Page page = diagram.getPages().getPage(“Single server setup”);
for (com.aspose.diagram.Shape shape : (Iterable) page.getShapes())
{
GetShapeText(shape);
}
System.out.println(TestCls.text);
}

static void GetShapeText(Shape shape)
{
TestCls.text += (shape.getText().getValue().getText().replaceAll("\<.*?>",""));

// for image shapes
if (shape.getType() == TypeValue.FOREIGN)
TestCls.text += (shape.getName());

// for group shapes
if (shape.getType() == TypeValue.GROUP)
for(Shape subshape : (Iterable) shape.getShapes())
{
GetShapeText(subshape);
}
}
}

Please feel free to reply us in case of any confusion or questions.

The issues you have found earlier (filed as DIAGRAMJAVA-50140) have been fixed in this update.

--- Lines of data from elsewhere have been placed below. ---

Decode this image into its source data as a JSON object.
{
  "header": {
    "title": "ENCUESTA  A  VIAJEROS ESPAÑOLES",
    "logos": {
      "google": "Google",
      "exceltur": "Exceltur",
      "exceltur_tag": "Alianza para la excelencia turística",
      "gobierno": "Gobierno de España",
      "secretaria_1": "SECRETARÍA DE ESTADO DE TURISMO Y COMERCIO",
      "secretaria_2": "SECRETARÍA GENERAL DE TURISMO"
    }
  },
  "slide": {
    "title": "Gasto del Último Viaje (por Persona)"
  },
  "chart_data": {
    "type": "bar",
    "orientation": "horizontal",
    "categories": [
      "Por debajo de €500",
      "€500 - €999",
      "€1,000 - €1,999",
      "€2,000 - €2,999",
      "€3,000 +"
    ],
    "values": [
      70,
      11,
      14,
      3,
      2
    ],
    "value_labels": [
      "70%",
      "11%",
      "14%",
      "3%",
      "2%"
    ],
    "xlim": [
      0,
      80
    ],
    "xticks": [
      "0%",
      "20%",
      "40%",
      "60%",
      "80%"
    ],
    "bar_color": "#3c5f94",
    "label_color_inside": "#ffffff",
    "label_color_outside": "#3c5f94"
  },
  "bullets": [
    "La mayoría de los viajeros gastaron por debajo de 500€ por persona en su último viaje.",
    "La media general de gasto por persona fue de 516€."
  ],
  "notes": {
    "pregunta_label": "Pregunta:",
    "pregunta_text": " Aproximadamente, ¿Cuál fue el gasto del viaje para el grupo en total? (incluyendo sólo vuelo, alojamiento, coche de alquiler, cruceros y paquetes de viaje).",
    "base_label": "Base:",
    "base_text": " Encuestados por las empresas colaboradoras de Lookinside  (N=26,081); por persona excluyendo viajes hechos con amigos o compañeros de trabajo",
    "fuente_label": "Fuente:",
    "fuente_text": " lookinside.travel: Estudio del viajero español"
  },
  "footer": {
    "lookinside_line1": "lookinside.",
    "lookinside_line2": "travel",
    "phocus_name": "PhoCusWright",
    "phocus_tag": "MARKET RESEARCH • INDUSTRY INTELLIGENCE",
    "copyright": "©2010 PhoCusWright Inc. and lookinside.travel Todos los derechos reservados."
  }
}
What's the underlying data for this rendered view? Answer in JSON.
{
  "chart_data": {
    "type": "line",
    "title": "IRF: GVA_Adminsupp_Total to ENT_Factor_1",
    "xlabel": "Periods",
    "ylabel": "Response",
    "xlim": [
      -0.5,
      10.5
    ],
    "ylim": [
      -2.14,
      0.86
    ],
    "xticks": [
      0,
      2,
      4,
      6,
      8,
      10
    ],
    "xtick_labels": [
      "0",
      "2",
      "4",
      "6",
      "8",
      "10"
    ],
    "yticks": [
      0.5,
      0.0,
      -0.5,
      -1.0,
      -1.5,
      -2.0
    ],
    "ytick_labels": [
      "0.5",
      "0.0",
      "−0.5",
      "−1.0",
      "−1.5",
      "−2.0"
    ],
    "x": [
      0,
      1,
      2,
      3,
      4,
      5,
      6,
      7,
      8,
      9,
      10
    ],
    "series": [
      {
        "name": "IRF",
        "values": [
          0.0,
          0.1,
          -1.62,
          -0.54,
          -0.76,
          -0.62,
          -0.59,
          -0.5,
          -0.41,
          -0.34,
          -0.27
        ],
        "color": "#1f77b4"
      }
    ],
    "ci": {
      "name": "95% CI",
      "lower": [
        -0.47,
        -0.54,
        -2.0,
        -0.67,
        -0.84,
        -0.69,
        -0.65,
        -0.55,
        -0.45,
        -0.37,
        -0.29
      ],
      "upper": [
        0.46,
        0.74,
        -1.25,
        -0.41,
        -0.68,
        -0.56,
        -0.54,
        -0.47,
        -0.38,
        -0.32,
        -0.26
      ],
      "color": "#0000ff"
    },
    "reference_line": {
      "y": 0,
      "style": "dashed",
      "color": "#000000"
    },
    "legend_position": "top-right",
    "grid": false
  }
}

This message was posted using Notification2Forum from Downloads module by Aspose Notifier.

Hi,


I have few new bugs reported to me with before mentioned extraction of text from protected shapes.
Can You please, somehow, find a way so I can extract this text without ungroupping and unlocking shapes?
Thanks,
Best regards

Hi Djordje,


Thank you for posting problematic Visio diagram. We’re sorry to share with you that we could not unzip it. It looks a damaged zip file. Please recheck and attach again in the forum thread. We’ll start investigating it once it is available to us.

Hi,

here it is again.

Thanks

Hi Djordje,


Thank you for contacting support. Did you test against the latest version of Aspose.Diagram for Java 5.1.0? We tested against the sample code which we shared in our earlier post there. It works perfectly and we can extract all items of the shape’s text. We have attached output text file for your reference. If you think it is missing some text, then please share its detail. We’ll check and answer you accordingly.